Tandy Leather Factory, Inc.
1900 SE Loop 820
Fort Worth, TX 76140
INFORMATION STATEMENT
In this Information Statement, unless the context otherwise requires, “Tandy Leather Factory, Inc.,” the “Company,” “we,” “us” and “our” and similar expressions refer to Tandy Leather Factory, Inc., a Delaware corporation. This Information Statement is being sent to inform our stockholders that we have obtained a written consent (the “Consent”) from stockholders holding (i) a majority of the voting power of the Company’s common stock, par value $0.0024 per share (the “Common Stock”), to approve an amendment to the Company’s certificate of incorporation to decrease the authorized shares of the Company’s Common Stock from twenty five million (25,000,000) shares to fourteen million (14,000,000) shares (the “Common Stock Decrease”) and the Company’s Preferred Stock, par value $0.10 per share, from twenty million (20,000,000) shares to one million (1,000,000) shares (the “Preferred Stock Increase” and, together with the Common Stock Decrease, the “Authorized Stock Decrease”). The Authorized Stock Decrease will be implemented by filing a certificate of amendment to the Company’s certificate of incorporation with the Secretary of State of the State of Delaware (the “Charter Amendment”) in the form attached hereto as Appendix A.
This Information Statement is being mailed on or about February 9, 2023 to the Company’s stockholders of record as of January 24, 2023 (the “Record Date”) that did not execute the Consent. This Information Statement constitutes notice to our stockholders of a corporate action taken by our stockholders without a meeting as required by Section 228 of the General Corporation Law of the State of Delaware (the “DGCL”).
We will pay the costs of preparing and sending out the enclosed Notice and this Information Statement. We will require brokerage houses, nominees, custodians, fiduciaries and other like parties to forward this Information Statement to the beneficial owners of our Common Stock held by them. and we will reimburse such persons for out-of-pocket expenses incurred in forwarding such materials.
The date of this Information Statement is February 9, 2023.
WE ARE NOT ASKING YOU FOR A PROXY AND YOU ARE REQUESTED NOT TO SEND US A PROXY
The Action by Written Consent
As of the Record Date, the stockholders who executed the Consent approving the Charter Amendment (the “Consenting Stockholders”) owned approximately 4,157,008 shares of Common Stock.
Voting and Vote Required
The Company is not seeking consents, authorizations or proxies from you. Approval of the holders of a majority of the voting power of the outstanding Common Stock was required to approve the Charter Amendment.

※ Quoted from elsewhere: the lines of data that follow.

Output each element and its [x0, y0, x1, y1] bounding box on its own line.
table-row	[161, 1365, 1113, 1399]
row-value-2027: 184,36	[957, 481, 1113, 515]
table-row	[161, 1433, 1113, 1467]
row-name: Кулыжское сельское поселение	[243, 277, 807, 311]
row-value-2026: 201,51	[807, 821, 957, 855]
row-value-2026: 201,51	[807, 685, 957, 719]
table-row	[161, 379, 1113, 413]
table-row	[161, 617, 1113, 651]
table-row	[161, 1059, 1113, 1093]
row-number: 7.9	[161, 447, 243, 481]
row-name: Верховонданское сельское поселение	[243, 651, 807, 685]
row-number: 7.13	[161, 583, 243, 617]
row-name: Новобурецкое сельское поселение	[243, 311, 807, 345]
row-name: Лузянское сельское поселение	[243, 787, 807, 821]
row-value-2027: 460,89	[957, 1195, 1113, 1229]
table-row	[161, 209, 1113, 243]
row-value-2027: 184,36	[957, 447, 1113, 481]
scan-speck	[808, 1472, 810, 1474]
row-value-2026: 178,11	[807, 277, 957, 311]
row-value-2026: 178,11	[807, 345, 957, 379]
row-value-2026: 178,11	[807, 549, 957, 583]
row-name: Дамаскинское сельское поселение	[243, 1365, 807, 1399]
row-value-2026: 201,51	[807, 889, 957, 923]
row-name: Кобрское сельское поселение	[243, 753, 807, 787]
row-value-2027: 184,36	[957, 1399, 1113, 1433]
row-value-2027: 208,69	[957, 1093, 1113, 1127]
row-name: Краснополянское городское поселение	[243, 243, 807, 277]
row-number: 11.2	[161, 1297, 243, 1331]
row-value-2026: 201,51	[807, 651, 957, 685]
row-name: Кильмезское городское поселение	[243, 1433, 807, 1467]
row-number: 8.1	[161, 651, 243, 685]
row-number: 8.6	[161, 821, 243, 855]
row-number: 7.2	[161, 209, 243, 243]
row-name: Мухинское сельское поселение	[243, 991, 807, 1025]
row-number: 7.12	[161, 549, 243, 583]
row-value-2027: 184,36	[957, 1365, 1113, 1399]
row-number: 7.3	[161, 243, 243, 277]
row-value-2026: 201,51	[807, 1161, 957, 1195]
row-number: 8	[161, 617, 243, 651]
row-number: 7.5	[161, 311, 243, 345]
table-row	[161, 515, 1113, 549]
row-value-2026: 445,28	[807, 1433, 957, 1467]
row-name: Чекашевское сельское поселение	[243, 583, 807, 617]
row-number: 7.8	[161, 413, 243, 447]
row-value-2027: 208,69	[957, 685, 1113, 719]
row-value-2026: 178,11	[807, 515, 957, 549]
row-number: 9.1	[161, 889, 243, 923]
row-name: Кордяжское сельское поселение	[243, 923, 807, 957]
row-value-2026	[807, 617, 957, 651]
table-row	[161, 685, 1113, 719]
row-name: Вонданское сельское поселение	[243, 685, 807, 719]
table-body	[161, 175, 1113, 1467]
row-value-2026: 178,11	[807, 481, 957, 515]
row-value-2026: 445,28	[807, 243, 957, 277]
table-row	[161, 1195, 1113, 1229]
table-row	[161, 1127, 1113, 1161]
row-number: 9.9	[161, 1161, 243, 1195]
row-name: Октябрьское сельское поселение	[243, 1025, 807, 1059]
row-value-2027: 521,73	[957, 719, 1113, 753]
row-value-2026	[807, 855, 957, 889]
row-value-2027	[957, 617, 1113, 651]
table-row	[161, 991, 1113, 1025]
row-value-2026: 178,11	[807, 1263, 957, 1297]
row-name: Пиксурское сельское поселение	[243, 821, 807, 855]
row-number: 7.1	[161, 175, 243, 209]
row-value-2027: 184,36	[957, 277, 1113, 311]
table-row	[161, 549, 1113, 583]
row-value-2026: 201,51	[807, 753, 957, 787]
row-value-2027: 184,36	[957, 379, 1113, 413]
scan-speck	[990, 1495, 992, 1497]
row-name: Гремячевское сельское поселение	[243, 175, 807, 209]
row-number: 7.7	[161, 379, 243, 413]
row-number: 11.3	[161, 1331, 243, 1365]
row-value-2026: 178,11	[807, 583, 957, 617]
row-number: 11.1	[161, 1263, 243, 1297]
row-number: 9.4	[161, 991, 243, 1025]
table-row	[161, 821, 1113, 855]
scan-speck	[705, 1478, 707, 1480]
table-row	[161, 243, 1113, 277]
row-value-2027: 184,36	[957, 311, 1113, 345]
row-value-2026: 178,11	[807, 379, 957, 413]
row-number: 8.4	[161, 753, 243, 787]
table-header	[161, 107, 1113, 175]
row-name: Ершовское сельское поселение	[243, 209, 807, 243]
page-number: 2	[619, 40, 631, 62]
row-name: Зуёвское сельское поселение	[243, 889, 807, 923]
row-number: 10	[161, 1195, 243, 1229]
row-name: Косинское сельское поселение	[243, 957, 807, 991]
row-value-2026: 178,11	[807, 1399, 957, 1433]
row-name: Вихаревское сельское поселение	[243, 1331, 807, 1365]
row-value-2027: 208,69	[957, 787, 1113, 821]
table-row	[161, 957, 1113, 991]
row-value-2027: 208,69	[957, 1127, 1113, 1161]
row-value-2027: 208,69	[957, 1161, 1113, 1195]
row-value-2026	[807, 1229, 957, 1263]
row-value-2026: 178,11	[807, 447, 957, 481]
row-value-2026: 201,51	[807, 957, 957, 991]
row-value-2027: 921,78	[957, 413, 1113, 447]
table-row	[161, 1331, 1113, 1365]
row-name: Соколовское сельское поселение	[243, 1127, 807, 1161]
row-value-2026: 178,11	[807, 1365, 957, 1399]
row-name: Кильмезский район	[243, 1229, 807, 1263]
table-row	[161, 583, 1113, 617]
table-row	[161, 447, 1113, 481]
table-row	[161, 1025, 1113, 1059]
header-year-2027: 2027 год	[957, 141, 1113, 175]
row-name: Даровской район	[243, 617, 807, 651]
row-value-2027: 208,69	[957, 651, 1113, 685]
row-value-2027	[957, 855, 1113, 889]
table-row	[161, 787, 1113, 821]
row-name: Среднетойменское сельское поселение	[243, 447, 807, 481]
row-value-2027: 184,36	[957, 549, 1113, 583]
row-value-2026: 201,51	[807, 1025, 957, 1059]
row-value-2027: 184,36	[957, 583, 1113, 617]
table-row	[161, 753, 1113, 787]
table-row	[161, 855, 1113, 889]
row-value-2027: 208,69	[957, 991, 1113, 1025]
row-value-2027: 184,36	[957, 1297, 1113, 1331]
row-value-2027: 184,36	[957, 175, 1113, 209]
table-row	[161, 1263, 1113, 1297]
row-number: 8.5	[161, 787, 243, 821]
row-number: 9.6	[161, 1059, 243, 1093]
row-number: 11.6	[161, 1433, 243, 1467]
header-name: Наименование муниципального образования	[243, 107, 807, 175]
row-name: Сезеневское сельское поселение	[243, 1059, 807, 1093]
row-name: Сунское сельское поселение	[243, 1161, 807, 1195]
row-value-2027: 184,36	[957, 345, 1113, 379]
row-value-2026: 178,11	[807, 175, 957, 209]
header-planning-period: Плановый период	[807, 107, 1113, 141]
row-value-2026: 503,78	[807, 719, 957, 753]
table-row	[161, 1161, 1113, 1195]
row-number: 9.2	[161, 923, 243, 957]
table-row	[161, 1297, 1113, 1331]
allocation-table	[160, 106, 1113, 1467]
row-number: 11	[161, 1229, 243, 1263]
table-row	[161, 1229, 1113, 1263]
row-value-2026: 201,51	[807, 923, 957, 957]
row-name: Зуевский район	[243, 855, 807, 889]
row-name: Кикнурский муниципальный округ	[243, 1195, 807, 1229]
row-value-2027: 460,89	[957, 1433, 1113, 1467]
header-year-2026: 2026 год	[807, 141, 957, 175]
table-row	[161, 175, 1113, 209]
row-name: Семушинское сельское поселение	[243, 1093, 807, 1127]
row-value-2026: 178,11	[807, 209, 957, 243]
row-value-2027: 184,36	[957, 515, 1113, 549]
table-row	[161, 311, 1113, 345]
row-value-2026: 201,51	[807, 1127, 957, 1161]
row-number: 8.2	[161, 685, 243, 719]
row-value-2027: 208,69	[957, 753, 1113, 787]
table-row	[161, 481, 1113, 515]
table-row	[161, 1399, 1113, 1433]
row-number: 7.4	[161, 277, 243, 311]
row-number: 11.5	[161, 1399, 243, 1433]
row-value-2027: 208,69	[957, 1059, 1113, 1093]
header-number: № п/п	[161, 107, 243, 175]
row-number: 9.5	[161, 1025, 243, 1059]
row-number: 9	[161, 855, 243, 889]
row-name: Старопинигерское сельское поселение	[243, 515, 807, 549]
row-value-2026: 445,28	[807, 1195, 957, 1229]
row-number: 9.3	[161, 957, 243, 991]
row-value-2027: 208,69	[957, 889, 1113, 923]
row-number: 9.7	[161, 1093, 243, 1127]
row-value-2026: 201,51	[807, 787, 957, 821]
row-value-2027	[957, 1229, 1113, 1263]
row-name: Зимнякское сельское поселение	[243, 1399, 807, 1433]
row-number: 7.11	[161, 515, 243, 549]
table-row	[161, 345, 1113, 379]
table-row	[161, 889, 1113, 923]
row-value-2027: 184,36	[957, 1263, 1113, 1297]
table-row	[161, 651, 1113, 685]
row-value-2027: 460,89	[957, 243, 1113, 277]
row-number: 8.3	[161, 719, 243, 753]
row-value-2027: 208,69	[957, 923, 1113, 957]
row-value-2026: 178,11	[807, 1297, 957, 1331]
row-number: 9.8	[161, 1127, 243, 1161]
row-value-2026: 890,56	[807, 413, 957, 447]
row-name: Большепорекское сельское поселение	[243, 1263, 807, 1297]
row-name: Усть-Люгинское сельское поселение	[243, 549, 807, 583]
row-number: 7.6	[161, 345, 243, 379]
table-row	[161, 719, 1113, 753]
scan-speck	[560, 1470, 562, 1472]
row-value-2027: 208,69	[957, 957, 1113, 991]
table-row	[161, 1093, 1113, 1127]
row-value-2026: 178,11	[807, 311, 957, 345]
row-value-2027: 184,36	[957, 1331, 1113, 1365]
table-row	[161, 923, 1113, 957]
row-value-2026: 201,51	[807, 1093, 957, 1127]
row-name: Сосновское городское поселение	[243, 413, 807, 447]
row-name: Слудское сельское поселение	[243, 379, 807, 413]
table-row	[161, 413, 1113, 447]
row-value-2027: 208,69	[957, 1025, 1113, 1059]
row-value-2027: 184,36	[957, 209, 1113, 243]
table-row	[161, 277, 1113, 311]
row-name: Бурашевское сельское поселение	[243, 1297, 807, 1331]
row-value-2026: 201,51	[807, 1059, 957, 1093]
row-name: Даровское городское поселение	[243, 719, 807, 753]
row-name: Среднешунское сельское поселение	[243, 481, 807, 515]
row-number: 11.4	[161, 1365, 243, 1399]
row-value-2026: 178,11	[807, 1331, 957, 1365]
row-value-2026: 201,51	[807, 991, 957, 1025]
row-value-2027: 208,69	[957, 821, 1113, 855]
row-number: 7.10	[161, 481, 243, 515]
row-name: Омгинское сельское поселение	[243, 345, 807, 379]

As of the Record Date, there were 8,300,627 shares of Common Stock outstanding and entitled to vote. On the Record Date, the Consenting Stockholders owned approximately 50.1% of the votes entitled to be cast by the outstanding Common Stock. Accordingly, the Consent executed by the Consenting Stockholders is sufficient stockholder approval of the Charter Amendment, and no further stockholder action is required to approve this matter.
The Charter Amendment will become effective upon its filing with the Secretary of State of the State of Delaware, which we expect to file twenty (20) calendar days following the mailing of this Information Statement, or as soon thereafter as is reasonably practicable.
Notice Pursuant to Section 228(e) of the DGCL
Pursuant to Section 228(e) of the DGCL, the Company is required to provide prompt notice of the taking of a corporate action by written consent of stockholders to the Company’s stockholders who have not consented in writing to such action and who, if the action had been taken at a meeting, would have been entitled to notice of the meeting if the record date for notice of such meeting had been the date that written consents signed by a sufficient number of holders to take the action were delivered to the corporation as provided in subsection (c) of Section 228 of the DGCL. This Information Statement serves as the notice required by Section 228(e) of the DGCL.